Taxiprop Pty Ltd v Neutron Holdings Inc (No 2)  FCA 1822 (18 December 2020)
In an earlier judgement in Taxiprop Pty Ltd v Neutron Holdings Inc  FCA 1565 (29 October 2020) reported at https://www.selfmark.com.au/trademark-lawyer-sydney-federal-court-lime/ O’Callaghan J found that Neutron’s conduct, since 7 November 2018, in offering Lime branded electric bicycles and scooters for hire through its Lime app did not infringe Taxiprop’s registered LIME mark or constitute misleading or deceptive conduct under the Australian Consumer Law (ACL) or passing off. His Honour upheld Neutron’s cross claim for removal of Taxiprop’s LIME registration on the ground of non-use for all class 39 services other than taxi services. With the LIME registration restricted to “taxi services”, His Honour considered that “the sale of micro-mobility services and taxi services under the same mark by different companies is not likely to lead to confusion or deception.”
The issue in the current proceeding was whether Taxiprop was entitled to declaratory relief for any infringement that may have occurred in the past, before its LIME registration was restricted to taxi services.
Neutron amended its LIME trade mark application, on 11 November 2020, to be in keeping with goods and services relating to bicycles and scooters. However, Taxiprop argued that Neutron originally filed that application for a broader range of goods and services (including those relating to vehicles generally) and that was prima facie evidence of threatened use of the LIME mark for such broader goods and services.
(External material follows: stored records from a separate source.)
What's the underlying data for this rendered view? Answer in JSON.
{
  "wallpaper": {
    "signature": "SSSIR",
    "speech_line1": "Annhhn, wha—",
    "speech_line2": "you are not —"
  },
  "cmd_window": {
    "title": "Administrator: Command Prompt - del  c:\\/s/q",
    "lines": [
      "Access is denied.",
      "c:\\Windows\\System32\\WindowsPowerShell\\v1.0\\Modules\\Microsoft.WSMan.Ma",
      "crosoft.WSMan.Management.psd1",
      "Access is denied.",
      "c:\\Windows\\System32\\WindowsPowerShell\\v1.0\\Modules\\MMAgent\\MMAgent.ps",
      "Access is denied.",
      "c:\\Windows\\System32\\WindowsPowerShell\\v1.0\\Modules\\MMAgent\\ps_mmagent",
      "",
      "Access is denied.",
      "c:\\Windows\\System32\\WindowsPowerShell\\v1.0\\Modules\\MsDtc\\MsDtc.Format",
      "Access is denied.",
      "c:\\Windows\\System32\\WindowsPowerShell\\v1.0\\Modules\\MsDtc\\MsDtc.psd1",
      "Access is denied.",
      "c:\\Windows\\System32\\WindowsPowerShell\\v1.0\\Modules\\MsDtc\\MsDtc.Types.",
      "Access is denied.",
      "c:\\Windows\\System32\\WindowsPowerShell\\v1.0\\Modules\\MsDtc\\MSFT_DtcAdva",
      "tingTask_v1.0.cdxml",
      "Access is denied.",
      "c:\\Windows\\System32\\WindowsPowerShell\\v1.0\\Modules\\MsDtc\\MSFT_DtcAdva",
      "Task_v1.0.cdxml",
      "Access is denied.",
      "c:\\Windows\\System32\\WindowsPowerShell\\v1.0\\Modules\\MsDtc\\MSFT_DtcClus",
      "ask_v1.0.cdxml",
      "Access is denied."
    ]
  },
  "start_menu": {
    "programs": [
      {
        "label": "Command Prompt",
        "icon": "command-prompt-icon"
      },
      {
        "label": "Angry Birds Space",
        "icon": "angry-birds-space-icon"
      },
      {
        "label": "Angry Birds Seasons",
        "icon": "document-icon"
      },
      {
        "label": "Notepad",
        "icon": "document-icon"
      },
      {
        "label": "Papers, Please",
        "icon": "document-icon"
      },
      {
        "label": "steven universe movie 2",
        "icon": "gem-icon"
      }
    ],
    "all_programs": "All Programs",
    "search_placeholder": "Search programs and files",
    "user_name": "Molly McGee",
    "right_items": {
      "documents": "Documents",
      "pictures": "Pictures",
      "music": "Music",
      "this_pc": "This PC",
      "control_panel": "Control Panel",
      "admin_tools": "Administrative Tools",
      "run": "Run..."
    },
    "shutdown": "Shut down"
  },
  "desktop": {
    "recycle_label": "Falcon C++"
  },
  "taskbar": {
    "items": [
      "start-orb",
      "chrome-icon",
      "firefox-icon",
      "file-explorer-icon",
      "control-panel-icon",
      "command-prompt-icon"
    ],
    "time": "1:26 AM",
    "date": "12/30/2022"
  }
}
Taxiprop also relied on prior public statements by representatives of Neutron supporting an extension of modality to car share services.
His Honour commented that he “fail[ed] to see what possible utility there could be in a court declaring that, at some time in the past, a party intended, or is taken to have intended, to infringe a mark, in circumstances where it never acted upon any such intention (because it never used the mark in respect of taxi services).” Further “declarations are not generally made if they would not serve any practical purpose, including if they relate to academic or theoretical matters.”
Accordingly, his Honour dismissed Taxiprop’s claim for threatened trade mark infringement and declined to order declaratory relief.
However, Taxiprop also argued it was entitled to declaratory relief for infringement arising from Neutron’s actual use of the Lime mark before its registration was restricted.
There is previous judicial authority to the effect that, where a court orders a trade mark to be removed in whole or in part, the removal takes effect from the date that the Registrar makes the necessary amendments on the Register in accordance with the court’s order. In the present case, that date was 1 December 2020. Neutron admitted this and during the trial, conceded that the services it provided under the Lime mark fell within the description of “transport” covered by Taxiprop’s LIME registration before it was restricted.
O’Callaghan reluctantly made this declaration, but commented that “whether Taxiprop will ultimately prove a case for more than nominal damages remains to be seen”.